Valérie Lemercier et Vincent Lindon forment le couple surprise du dernier
Claire Denis Vendredi Soir. Adapté du roman d'Emmanuelle Bernheim,
le film est l'histoire d'une brève rencontre, celle d'un homme et d'une
femme qui ne se connaissent pas mais qui vont pourtant passer la nuit ensemble.
Très minimaliste, Vendredi Soir fait la part belle à deux
acteurs qui évoluent ici dans des registres très différents
de leurs expériences cinématographiques précédentes.
Nous avons rencontré Valérie et Vincent en duo à Venise,
où le film, en salle depuis le 11 septembre dernier, était présenté
en sélection officielle.
Comment êtes-vous tous deux arrivés sur ce projet ?
Valérie : J'avais très envie de travailler avec Claire.
Et j'admirais Vincent. Mais je me disais : "Je ne sais pas si j'aurais
ma place dans ce rôle de femme, je ne sais si je saurais le jouer. Ce
n'est pas pour moi ". Je me suis donc dit, au début, que c'était
vraiment dommage, que ce n'était pas cette fois que j'allais pouvoir
travailler avec Vincent et Claire. Mais ils sont venus m'encourager et me convaincre
tous les deux, d'abord Claire et ensuite Vincent, et avec eux deux ça
a finalement marché.
Vincent : Je suis allée voir son spectacle aux Folies Bergères.
Après le spectacle, je suis allée la voir, elle, pour parler du
scénario. Sa première réaction a été de me
dire : " Non, c'est beaucoup trop sexuel ". Je lui disais : "
Mais tu seras formidable là-dedans ", mais elle ne voulait pas l'entendre
de cette oreille. Et elle est partie. Mais heureusement, on a tenu bon !
Valérie, j'imagine que cela vous a séduit que deux personnes
tiennent absolument à vous…
Valérie : Evidemment. Vincent nous a invitées à
dîner, on était trois. Et je me suis dit : " C'est bien. C'est
équilibré ".
Le film est peu dialogué, on se demande si le scénario était
très écrit. Comment travaille-t-on sur un film aussi basé
sur les gestes ?
Valérie : C'est un autre langage. Mais le scénario était
très écrit. Chaque mouvement de main était très
expliqué, prévu. Simplement, ce n'est pas gonflé de textes,
parce que dans ce genre de situations de rencontres, on n'a pas forcément
envie de se raconter nos vies tout le temps. En fait, on a même enlevé
des portions de dialogue pendant le tournage! Et de nos trois avis, on trouvait
ça bien d'en mettre encore un peu moins ! Mais dans la vie, la parole
n'est pas tout.
Vincent : Claire proposait par exemple des positions, des endroits.

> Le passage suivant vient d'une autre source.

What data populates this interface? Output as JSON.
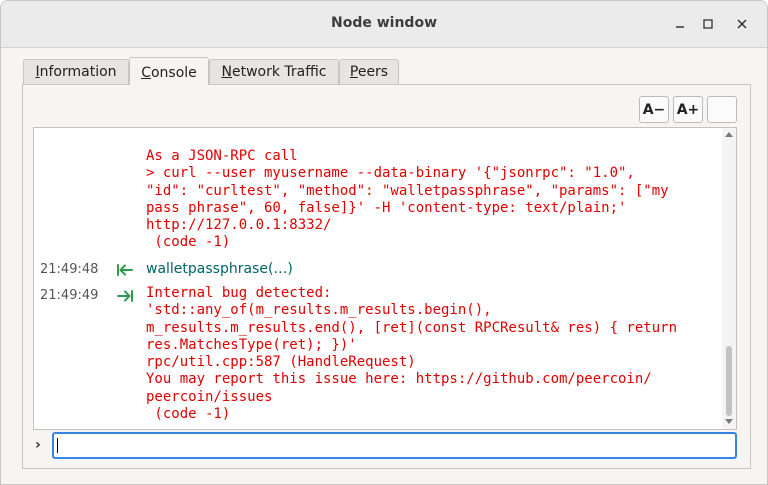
{
  "window": {
    "title": "Node window"
  },
  "tabs": [
    {
      "label": "Information",
      "mnemonic": "I",
      "rest": "nformation"
    },
    {
      "label": "Console",
      "mnemonic": "C",
      "rest": "onsole"
    },
    {
      "label": "Network Traffic",
      "mnemonic": "N",
      "rest": "etwork Traffic"
    },
    {
      "label": "Peers",
      "mnemonic": "P",
      "rest": "eers"
    }
  ],
  "toolbar": {
    "font_smaller": "A−",
    "font_bigger": "A+",
    "clear": ""
  },
  "console": {
    "top_fragment": "·",
    "block1": "As a JSON-RPC call\n> curl --user myusername --data-binary '{\"jsonrpc\": \"1.0\",\n\"id\": \"curltest\", \"method\": \"walletpassphrase\", \"params\": [\"my\npass phrase\", 60, false]}' -H 'content-type: text/plain;'\nhttp://127.0.0.1:8332/\n (code -1)",
    "entry1": {
      "time": "21:49:48",
      "command": "walletpassphrase(…)"
    },
    "entry2": {
      "time": "21:49:49",
      "text": "Internal bug detected:\n'std::any_of(m_results.m_results.begin(),\nm_results.m_results.end(), [ret](const RPCResult& res) { return\nres.MatchesType(ret); })'\nrpc/util.cpp:587 (HandleRequest)\nYou may report this issue here: https://github.com/peercoin/\npeercoin/issues\n (code -1)"
    }
  },
  "input": {
    "prompt": "›",
    "value": ""
  },
  "colors": {
    "error": "#e00000",
    "command": "#006468",
    "focus": "#3584e4"
  },
  "icons": {
    "request": "arrow-left-icon",
    "reply": "arrow-right-icon"
  }
}
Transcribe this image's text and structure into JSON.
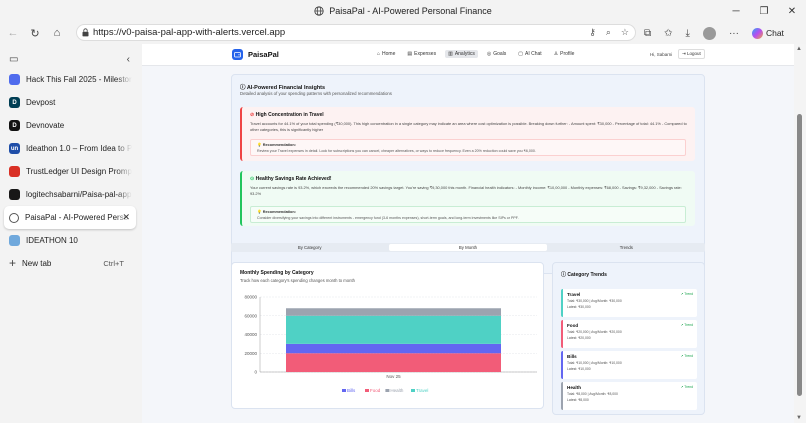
{
  "window": {
    "title": "PaisaPal - AI-Powered Personal Finance"
  },
  "browser": {
    "url": "https://v0-paisa-pal-app-with-alerts.vercel.app",
    "chat_label": "Chat"
  },
  "tabs": [
    {
      "title": "Hack This Fall 2025 - Milestone",
      "color": "#4f6bed",
      "glyph": ""
    },
    {
      "title": "Devpost",
      "color": "#003e54",
      "glyph": "D"
    },
    {
      "title": "Devnovate",
      "color": "#111111",
      "glyph": "D"
    },
    {
      "title": "Ideathon 1.0 – From Idea to Pro",
      "color": "#1f4ea8",
      "glyph": "un"
    },
    {
      "title": "TrustLedger UI Design Prompt",
      "color": "#d93025",
      "glyph": ""
    },
    {
      "title": "logitechsabarni/Paisa-pal-app",
      "color": "#181717",
      "glyph": ""
    },
    {
      "title": "PaisaPal - AI-Powered Perso",
      "color": "#555555",
      "glyph": ""
    },
    {
      "title": "IDEATHON 10",
      "color": "#6fa8dc",
      "glyph": ""
    }
  ],
  "new_tab": {
    "label": "New tab",
    "shortcut": "Ctrl+T"
  },
  "app": {
    "brand": "PaisaPal",
    "nav": [
      "Home",
      "Expenses",
      "Analytics",
      "Goals",
      "AI Chat",
      "Profile"
    ],
    "greeting": "Hi, Sabarni",
    "logout": "Logout"
  },
  "insights": {
    "title": "AI-Powered Financial Insights",
    "subtitle": "Detailed analysis of your spending patterns with personalized recommendations",
    "alerts": [
      {
        "heading": "High Concentration in Travel",
        "desc": "Travel accounts for 44.1% of your total spending (₹30,000). This high concentration in a single category may indicate an area where cost optimization is possible. Breaking down further: - Amount spent: ₹30,000 - Percentage of total: 44.1% - Compared to other categories, this is significantly higher",
        "rec_title": "💡 Recommendation:",
        "rec": "Review your Travel expenses in detail. Look for subscriptions you can cancel, cheaper alternatives, or ways to reduce frequency. Even a 20% reduction could save you ₹6,000."
      },
      {
        "heading": "Healthy Savings Rate Achieved!",
        "desc": "Your current savings rate is 93.2%, which exceeds the recommended 20% savings target. You're saving ₹9,30,000 this month. Financial health indicators: - Monthly income: ₹10,00,000 - Monthly expenses: ₹68,000 - Savings: ₹9,32,000 - Savings rate: 93.2%",
        "rec_title": "💡 Recommendation:",
        "rec": "Consider diversifying your savings into different instruments - emergency fund (3-6 months expenses), short-term goals, and long-term investments like SIPs or PPF."
      }
    ]
  },
  "view_tabs": [
    "By Category",
    "By Month",
    "Trends"
  ],
  "chart_card": {
    "title": "Monthly Spending by Category",
    "subtitle": "Track how each category's spending changes month to month"
  },
  "chart_data": {
    "type": "bar",
    "stacked": true,
    "categories": [
      "Nov 25"
    ],
    "series": [
      {
        "name": "Bills",
        "values": [
          10000
        ],
        "color": "#6366f1"
      },
      {
        "name": "Food",
        "values": [
          20000
        ],
        "color": "#f25c78"
      },
      {
        "name": "Health",
        "values": [
          8000
        ],
        "color": "#9ca3af"
      },
      {
        "name": "Travel",
        "values": [
          30000
        ],
        "color": "#4fd1c5"
      }
    ],
    "stack_order": [
      "Food",
      "Bills",
      "Travel",
      "Health"
    ],
    "yticks": [
      "80000",
      "60000",
      "40000",
      "20000",
      "0"
    ],
    "ylim": [
      0,
      80000
    ],
    "legend": "bottom",
    "grid": true
  },
  "trends": {
    "title": "Category Trends",
    "items": [
      {
        "name": "Travel",
        "line1": "Total: ₹30,000 | Avg/Month: ₹30,000",
        "line2": "Latest: ₹30,000",
        "tag": "↗ Trend",
        "color": "#4fd1c5"
      },
      {
        "name": "Food",
        "line1": "Total: ₹20,000 | Avg/Month: ₹20,000",
        "line2": "Latest: ₹20,000",
        "tag": "↗ Trend",
        "color": "#f25c78"
      },
      {
        "name": "Bills",
        "line1": "Total: ₹10,000 | Avg/Month: ₹10,000",
        "line2": "Latest: ₹10,000",
        "tag": "↗ Trend",
        "color": "#6366f1"
      },
      {
        "name": "Health",
        "line1": "Total: ₹8,000 | Avg/Month: ₹8,000",
        "line2": "Latest: ₹8,000",
        "tag": "↗ Trend",
        "color": "#9ca3af"
      }
    ]
  }
}
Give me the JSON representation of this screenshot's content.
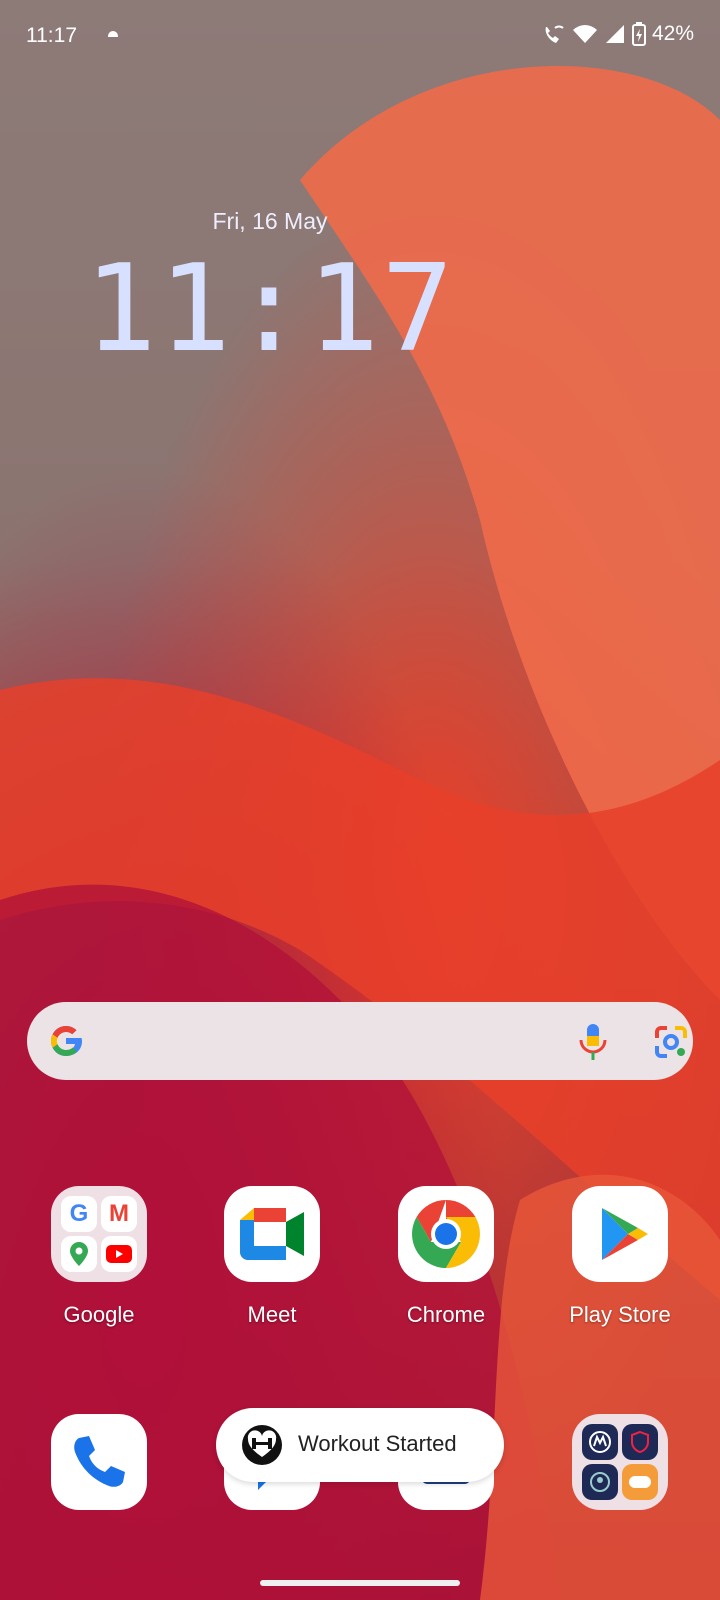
{
  "status_bar": {
    "time": "11:17",
    "battery": "42%"
  },
  "clock_widget": {
    "date": "Fri, 16 May",
    "time": "11:17"
  },
  "search_bar": {},
  "apps": [
    {
      "label": "Google",
      "icon": "google-folder-icon"
    },
    {
      "label": "Meet",
      "icon": "meet-icon"
    },
    {
      "label": "Chrome",
      "icon": "chrome-icon"
    },
    {
      "label": "Play Store",
      "icon": "play-store-icon"
    }
  ],
  "dock": [
    {
      "icon": "phone-icon"
    },
    {
      "icon": "messages-icon"
    },
    {
      "icon": "camera-icon"
    },
    {
      "icon": "moto-folder-icon"
    }
  ],
  "toast": {
    "text": "Workout Started",
    "icon": "dumbbell-heart-icon"
  }
}
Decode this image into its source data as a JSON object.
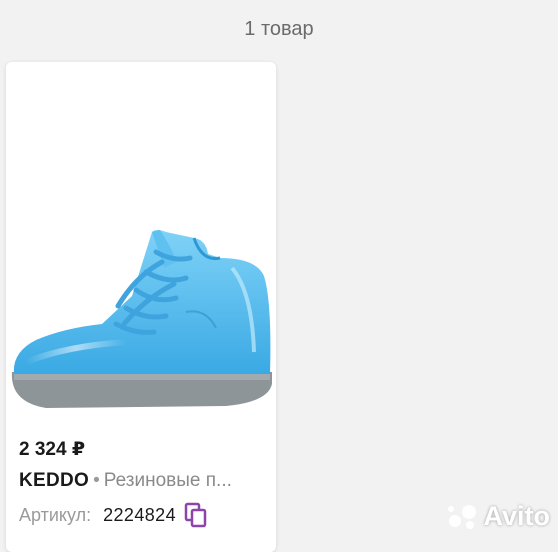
{
  "results": {
    "count_text": "1 товар"
  },
  "card": {
    "price": "2 324 ₽",
    "brand": "KEDDO",
    "separator": "•",
    "name": "Резиновые п...",
    "sku_label": "Артикул:",
    "sku_value": "2224824",
    "image_icon": "rain-boot-photo",
    "copy_icon": "copy-icon"
  },
  "watermark": {
    "text": "Avito"
  },
  "colors": {
    "background": "#f2f2f2",
    "boot": "#4fb8ec",
    "sole": "#8e9599",
    "copy_icon": "#8e44ad"
  }
}
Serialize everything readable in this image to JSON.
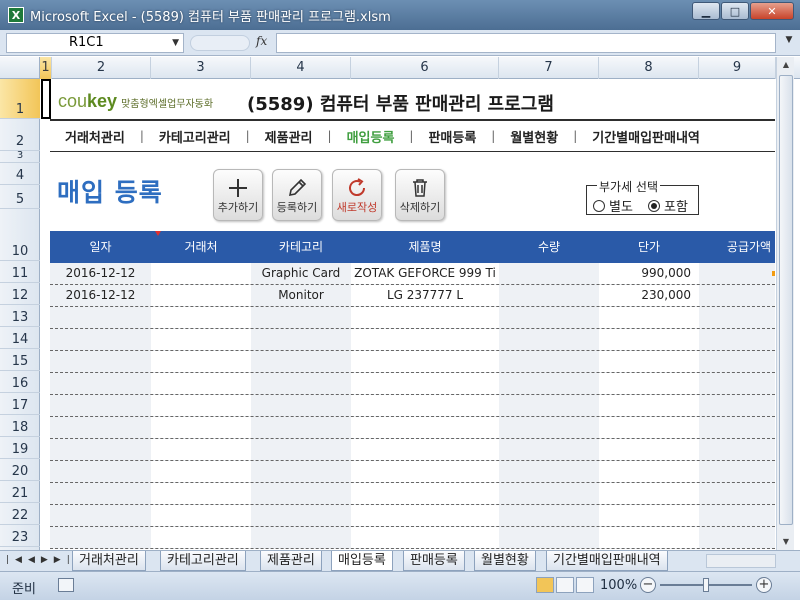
{
  "window": {
    "title": "Microsoft Excel - (5589) 컴퓨터 부품 판매관리 프로그램.xlsm",
    "app_icon": "X",
    "minimize": "▁",
    "maximize": "□",
    "close": "✕"
  },
  "formula_bar": {
    "name_box": "R1C1",
    "fx_label": "fx",
    "formula": ""
  },
  "columns": [
    "1",
    "2",
    "3",
    "4",
    "6",
    "7",
    "8",
    "9"
  ],
  "rows": [
    "1",
    "2",
    "3",
    "4",
    "5",
    "10",
    "11",
    "12",
    "13",
    "14",
    "15",
    "16",
    "17",
    "18",
    "19",
    "20",
    "21",
    "22",
    "23"
  ],
  "brand": {
    "logo_prefix": "cou",
    "logo_suffix": "key",
    "tagline": "맞춤형엑셀업무자동화"
  },
  "program_title": "(5589) 컴퓨터 부품 판매관리 프로그램",
  "menu": [
    {
      "label": "거래처관리",
      "active": false
    },
    {
      "label": "카테고리관리",
      "active": false
    },
    {
      "label": "제품관리",
      "active": false
    },
    {
      "label": "매입등록",
      "active": true
    },
    {
      "label": "판매등록",
      "active": false
    },
    {
      "label": "월별현황",
      "active": false
    },
    {
      "label": "기간별매입판매내역",
      "active": false
    }
  ],
  "menu_separator": "|",
  "page_title": "매입 등록",
  "toolbar": {
    "add": "추가하기",
    "register": "등록하기",
    "new": "새로작성",
    "delete": "삭제하기"
  },
  "vat": {
    "title": "부가세 선택",
    "option_exclusive": "별도",
    "option_inclusive": "포함",
    "selected": "포함"
  },
  "table": {
    "headers": [
      "일자",
      "거래처",
      "카테고리",
      "제품명",
      "수량",
      "단가",
      "공급가액"
    ],
    "rows": [
      [
        "2016-12-12",
        "",
        "Graphic Card",
        "ZOTAK GEFORCE 999 Ti",
        "",
        "990,000",
        ""
      ],
      [
        "2016-12-12",
        "",
        "Monitor",
        "LG 237777 L",
        "",
        "230,000",
        ""
      ],
      [
        "",
        "",
        "",
        "",
        "",
        "",
        ""
      ],
      [
        "",
        "",
        "",
        "",
        "",
        "",
        ""
      ],
      [
        "",
        "",
        "",
        "",
        "",
        "",
        ""
      ],
      [
        "",
        "",
        "",
        "",
        "",
        "",
        ""
      ],
      [
        "",
        "",
        "",
        "",
        "",
        "",
        ""
      ],
      [
        "",
        "",
        "",
        "",
        "",
        "",
        ""
      ],
      [
        "",
        "",
        "",
        "",
        "",
        "",
        ""
      ],
      [
        "",
        "",
        "",
        "",
        "",
        "",
        ""
      ],
      [
        "",
        "",
        "",
        "",
        "",
        "",
        ""
      ],
      [
        "",
        "",
        "",
        "",
        "",
        "",
        ""
      ],
      [
        "",
        "",
        "",
        "",
        "",
        "",
        ""
      ]
    ]
  },
  "sheet_tabs": [
    {
      "label": "거래처관리",
      "active": false
    },
    {
      "label": "카테고리관리",
      "active": false
    },
    {
      "label": "제품관리",
      "active": false
    },
    {
      "label": "매입등록",
      "active": true
    },
    {
      "label": "판매등록",
      "active": false
    },
    {
      "label": "월별현황",
      "active": false
    },
    {
      "label": "기간별매입판매내역",
      "active": false
    }
  ],
  "status": {
    "ready": "준비",
    "zoom": "100%",
    "zoom_minus": "−",
    "zoom_plus": "+"
  },
  "colors": {
    "title_blue": "#2e6ec0",
    "table_header": "#2a5aa8",
    "active_menu": "#3f9e3f",
    "brand_green": "#5d8a20"
  }
}
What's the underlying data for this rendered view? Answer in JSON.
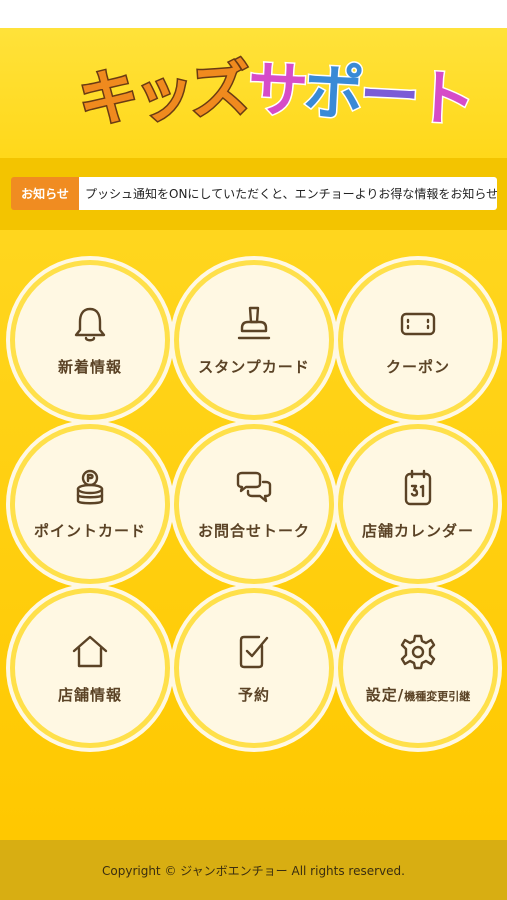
{
  "header": {
    "logo_text": "キッズサポート"
  },
  "ticker": {
    "label": "お知らせ",
    "message": "プッシュ通知をONにしていただくと、エンチョーよりお得な情報をお知らせします"
  },
  "menu": [
    {
      "label": "新着情報",
      "icon": "bell-icon"
    },
    {
      "label": "スタンプカード",
      "icon": "stamp-icon"
    },
    {
      "label": "クーポン",
      "icon": "coupon-icon"
    },
    {
      "label": "ポイントカード",
      "icon": "point-coins-icon"
    },
    {
      "label": "お問合せトーク",
      "icon": "chat-bubbles-icon"
    },
    {
      "label": "店舗カレンダー",
      "icon": "calendar-icon"
    },
    {
      "label": "店舗情報",
      "icon": "home-icon"
    },
    {
      "label": "予約",
      "icon": "reservation-check-icon"
    },
    {
      "label": "設定/",
      "label_small": "機種変更引継",
      "icon": "gear-icon"
    }
  ],
  "footer": {
    "copyright": "Copyright © ジャンボエンチョー All rights reserved."
  },
  "colors": {
    "header_bg": "#ffe23a",
    "main_bg": "#ffd61e",
    "ticker_label_bg": "#f08c21",
    "icon_stroke": "#5b4326",
    "footer_bg": "#d8ae12"
  }
}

Mais elle ne guidait pas chaque geste. Le problème, comme quand on fait
des scènes d'amour dans un lit, qu'on s'embrasse, c'est de le faire avec
assez de naturel. Malheureusement, quand on va voir le film avec la personne
qu'on aime, elle risque de vous dire : " Mais c'est incroyable, tu fais
exactement comme avec moi ! C'est exactement pareil ! Tu fais ça avec
tout le monde, alors ? "
Valérie : J'ai pensé à ça aussi ! C'est
horrible !
Vincent : Quand j'embrassais Valérie au cinéma, évidemment
que j'essayais de refaire ce que je faisais - parce que je pense que tout le
monde connaît plus ou moins sa façon de faire, surtout un acteur
qui a l'habitude de se mettre continuellement en scène. Mais après,
le risque est que la personne qu'on aime vous dise: " Ah, j'ai compris,
c'est pas que pour moi, tu prends les cheveux comme ça, en fait, c'est
ton truc ! " Mais bon, je préfère que la France entière
y croit et me fâcher avec une personne pendant cinq minutes, plutôt
que de faire plaisir à une personne et d'entendre les spectateurs dire
: " Mais comment il embrasse, lui?! " Il y a donc bien des gestes
qui ne sont pas du tout du fait de Claire, mais qu'on a faits comme on a voulu.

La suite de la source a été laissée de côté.